During the mid to late seventies, Michael noticed that the parent company, Hobart Corporation, was acquiring more independent agencies and converting them into company owned branch offices. At that time, the Lobalzo’s felt it would be a smart move to start an independent division. The division would be cleverly called HMR for Harry, Mike and Rick. A manufacturer of pressure fryers gave HMR exclusivity for the sale and distribution of their products. This led to developing the companys own chicken breading, a very successful item that has continued to be a profitable segment of the business.

Opportunities arose through this second division that added many other product lines. Mike became interested in the design of supermarket departments, especially those that dealt with perishable items. HMR began adding more products in order to offer a complete package of equipment and design work to the supermarket industry.

Around the same time, Rick became interested in business computers and helped the company become the first Hobart office to automate with an IBM 5110. Another business division called Innotech Systems was set up at that time so that the company could become a “re-marketer” for IBM. Although this venture was short lived, it helped serve as a foundation for the extensive use of computers and data throughout the organization.
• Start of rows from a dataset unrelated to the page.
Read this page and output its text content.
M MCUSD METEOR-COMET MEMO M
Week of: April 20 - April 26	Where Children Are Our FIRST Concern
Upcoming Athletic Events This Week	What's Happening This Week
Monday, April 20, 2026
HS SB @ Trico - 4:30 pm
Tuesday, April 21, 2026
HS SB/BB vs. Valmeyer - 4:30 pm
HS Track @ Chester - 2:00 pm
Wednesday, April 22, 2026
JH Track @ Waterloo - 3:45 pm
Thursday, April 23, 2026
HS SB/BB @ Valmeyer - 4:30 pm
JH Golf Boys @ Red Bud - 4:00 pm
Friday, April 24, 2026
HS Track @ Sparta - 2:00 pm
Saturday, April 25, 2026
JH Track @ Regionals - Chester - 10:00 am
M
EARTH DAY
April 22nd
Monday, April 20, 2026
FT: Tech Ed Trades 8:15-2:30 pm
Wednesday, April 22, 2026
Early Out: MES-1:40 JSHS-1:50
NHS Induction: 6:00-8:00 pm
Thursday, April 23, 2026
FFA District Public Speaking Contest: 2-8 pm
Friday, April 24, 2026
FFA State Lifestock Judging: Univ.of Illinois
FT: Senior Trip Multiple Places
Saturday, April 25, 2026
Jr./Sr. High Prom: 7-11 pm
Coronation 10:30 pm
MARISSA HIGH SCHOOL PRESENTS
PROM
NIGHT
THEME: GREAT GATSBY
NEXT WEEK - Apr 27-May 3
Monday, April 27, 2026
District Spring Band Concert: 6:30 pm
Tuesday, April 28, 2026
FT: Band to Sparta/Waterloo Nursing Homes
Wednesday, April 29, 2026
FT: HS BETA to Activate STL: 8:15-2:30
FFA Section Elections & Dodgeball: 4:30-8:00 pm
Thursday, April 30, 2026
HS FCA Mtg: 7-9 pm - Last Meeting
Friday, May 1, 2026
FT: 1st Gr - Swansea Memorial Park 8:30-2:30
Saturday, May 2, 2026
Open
Many Hobart Corporate administrators and staff, as well as independent agencies, visited Hobart Akron to learn the IT systems so they could develop and build out their own systems. From that date forward, along with the success of HMR, Hobart Akron is viewed as being a model and one of the most successful, progressive independent offices of its kind.
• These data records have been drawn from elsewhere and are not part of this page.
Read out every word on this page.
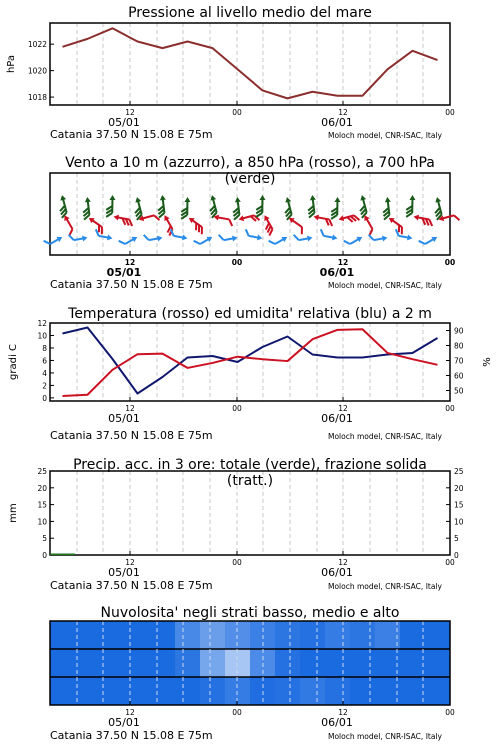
Pressione al livello medio del mare
1018
1020
1022
hPa
12
05/01
00	12
06/01
00
Catania 37.50 N 15.08 E 75m	Moloch model, CNR-ISAC, Italy
Vento a 10 m (azzurro), a 850 hPa (rosso), a 700 hPa (verde)
12
05/01
00	12
06/01
00
Catania 37.50 N 15.08 E 75m	Moloch model, CNR-ISAC, Italy
Temperatura (rosso) ed umidita' relativa (blu) a 2 m
0
2
4
6
8
10
12
50
60
70
80
90
gradi C	%
12
05/01
00	12
06/01
00
Catania 37.50 N 15.08 E 75m	Moloch model, CNR-ISAC, Italy
Precip. acc. in 3 ore: totale (verde), frazione solida (tratt.)
0	0
5	5
10	10
15	15
20	20
25	25
mm
12
05/01
00	12
06/01
00
Catania 37.50 N 15.08 E 75m	Moloch model, CNR-ISAC, Italy
Nuvolosita' negli strati basso, medio e alto
12
05/01
00	12
06/01
00
Catania 37.50 N 15.08 E 75m	Moloch model, CNR-ISAC, Italy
In the 1980s, the company found another opportunity in the sales and service of commercial ice machines. Rick took on the task of developing a foundation in this arena, which involved different stocking and market strategies. The division would be a re-branding of the name “Innotech," from to its former computer division. The Innotech division is now one of Scotsmans top Distributors.

In January 2006, Mike became aware that Hobart Corporation was considering a new go-to-market concept that involved “master” distributors across the country. Preliminary investigations revealed that Hobart was in the process of choosing from a handful of distributors to cover the key market retail accounts. During the first six months, extensive work was done to make sure that H.C. Lobalzo would be one of the “master” distributors. The Lobalzo brothers designed and developed Consolidated Food Equipment Distributors, also known as CFED, which was awarded 17 states in the Northeastern quadrant of the United States. CFED began operations in May 2006, and since that time it has grown greatly in the number of employees, unprecedented sales, and assured profitability - with many new opportunities yet to come.

With the addition of Rick’s daughter, Dana Saporito, in 2004 and her husband, Joe Saporito, in 2010 the company is now operated by its third generation.